Schnelle und einfach durchzuführende Methoden zur quantitativen Blutglucosebestimmung sind unerlässliche Hilfsmittel zur Erkennung sowie zur Therapie- und Verlaufskontrolle des Diabetes mellitus.

Der Diabetes mellitus ist besonders durch die in den letzten drei Jahrzehnten veränderten Eß- und Lebensgewohnheiten eine der häufigsten Stoffwechselkrankheiten der Wohlstandsgesellschaft geworden. Etwa 2-3% der Bevölkerung in der Bundesrepublik Deutschland leiden an einem manifesten Diabetes, bei 8-10% wird mit einem subklinischen Diabetes gerechnet. Die Mehrzahl der Diabetiker im subklinischen und jeder zweite bis dritte im manifesten Stadium sind noch nicht erkannt. Ab einem Alter von 40 Jahren steigt die Diabetes-Gefährdung steil an.

Das Schicksal des Diabetikers wird heute bei der höheren Lebenserwartung weitgehend von Gefäßerkrankungen bestimmt. Bereits im subklinischen Stadium kommt es zu vorzeitigen degenerativen Gefäßerkrankungen, die Grundstein für spätere Komplikationen sind.
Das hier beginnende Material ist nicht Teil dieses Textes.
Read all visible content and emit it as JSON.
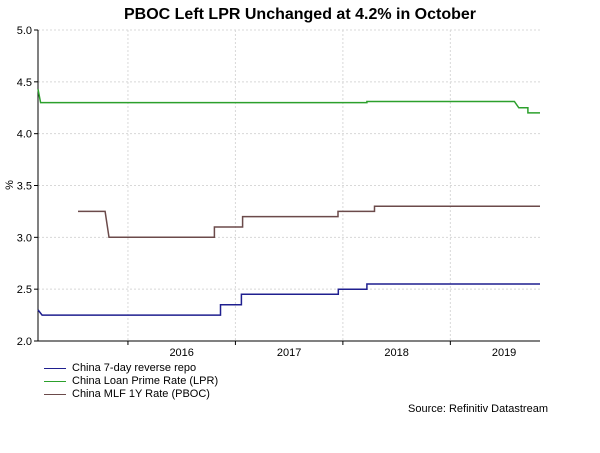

Deshalb muss der Diabetes mellitus frühzeitig erkannt und behandelt werden.

Kann eine Normalisierung der Stoffwechsellage durch eine geeignete Diät und körperliche Bewegung nicht erreicht werden, erfolgt die Behandlung zusätzlich mit oralen Antidiabetika oder Insulingaben.

Voraussetzung für eine gute Einstellung des Diabetes mellitus ist die sorgfältige Therapiekontrolle durch den Arzt und den Patienten selbst. Sie dient der Kontrolle der Stoffwechsellage sowie der Früherkennung und Kontrolle von Begleiterkrankungen. Hierbei spielt die regelmäßige Blutzuckerbestimmung eine wesentliche Rolle.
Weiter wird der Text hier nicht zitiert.